Semi-automatic instances (was Re: Re[6]: All Monads are Functors)
Jón Fairbairn
jon.fairbairn at cl.cam.ac.uk
Mon Aug 28 07:12:58 EDT 2006
Jón Fairbairn <jon.fairbairn at cl.cam.ac.uk> writes:
> John Meacham <john at repetae.net> writes:
> > The problem is you can't have working code change its behavior because
> > of a module import (other than failing), say, by bringing an instance
> > into scope that wasn't before. There is no way to have a monad instance
> > 'automatically' declare a functor instance without changing what the mo
> > instance looks like somehow which would be a backwards incompatable
> > change.
>
> In that case we really ought just to accept that we have to
> declare the instances and swallow
>
> class Functor m => Monad m where ...
>
> without any cleverness.
Or, alternatively, make my previous suggestion less
automatic. I was suggesting that we could allow default
instances of superclasses in class declarations; we'd say
> class Functor m =>
> Monad m where
> (>>=):: ...
> instance Functor m where
> fmap = ...<a>
> ...
what I'm proposing here is that we do that, but the
"default" instances are never supplied automatically.

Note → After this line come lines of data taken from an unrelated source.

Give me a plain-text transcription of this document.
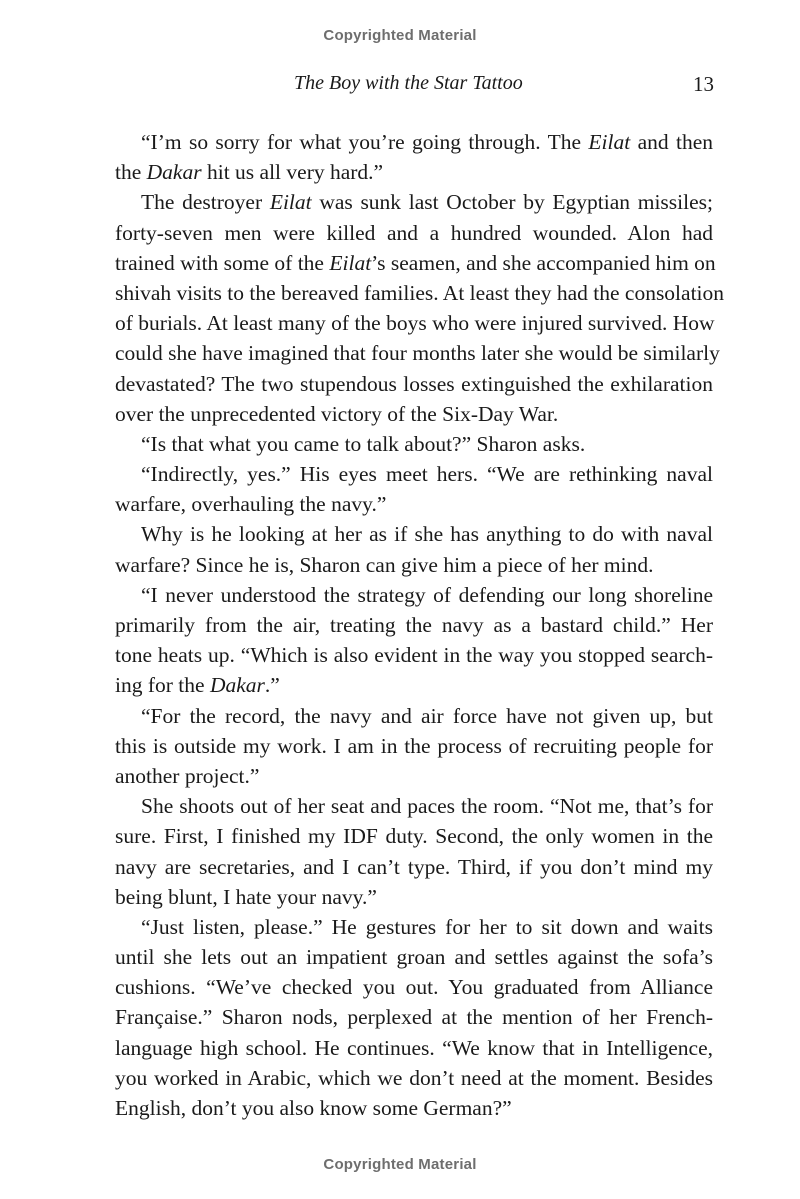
Copyrighted Material
The Boy with the Star Tattoo	13
“I’m so sorry for what you’re going through. The Eilat and then
the Dakar hit us all very hard.”
The destroyer Eilat was sunk last October by Egyptian missiles;
forty-seven men were killed and a hundred wounded. Alon had
trained with some of the Eilat’s seamen, and she accompanied him on
shivah visits to the bereaved families. At least they had the consolation
of burials. At least many of the boys who were injured survived. How
could she have imagined that four months later she would be similarly
devastated? The two stupendous losses extinguished the exhilaration
over the unprecedented victory of the Six-Day War.
“Is that what you came to talk about?” Sharon asks.
“Indirectly, yes.” His eyes meet hers. “We are rethinking naval
warfare, overhauling the navy.”
Why is he looking at her as if she has anything to do with naval
warfare? Since he is, Sharon can give him a piece of her mind.
“I never understood the strategy of defending our long shoreline
primarily from the air, treating the navy as a bastard child.” Her
tone heats up. “Which is also evident in the way you stopped search-
ing for the Dakar.”
“For the record, the navy and air force have not given up, but
this is outside my work. I am in the process of recruiting people for
another project.”
She shoots out of her seat and paces the room. “Not me, that’s for
sure. First, I finished my IDF duty. Second, the only women in the
navy are secretaries, and I can’t type. Third, if you don’t mind my
being blunt, I hate your navy.”
“Just listen, please.” He gestures for her to sit down and waits
until she lets out an impatient groan and settles against the sofa’s
cushions. “We’ve checked you out. You graduated from Alliance
Française.” Sharon nods, perplexed at the mention of her French-
language high school. He continues. “We know that in Intelligence,
you worked in Arabic, which we don’t need at the moment. Besides
English, don’t you also know some German?”
Copyrighted Material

Instead we allow a "deriving" clause on instance
declarations:
> instance Monad [] deriving Functor where
> ...
Now this would be exactly equivalent to
> instance Monad [] where
> ...
> instance Functor [] where
> fmap = ...<a>
(and just as much an error if there's another instance
declaration for Functor somwhere), while an instance
declaration without the deriving clause would not say
anything about a Functor instance at all.
So, not fully automatic -- so avoiding the above problem,
but more concise than a whole instance declaration.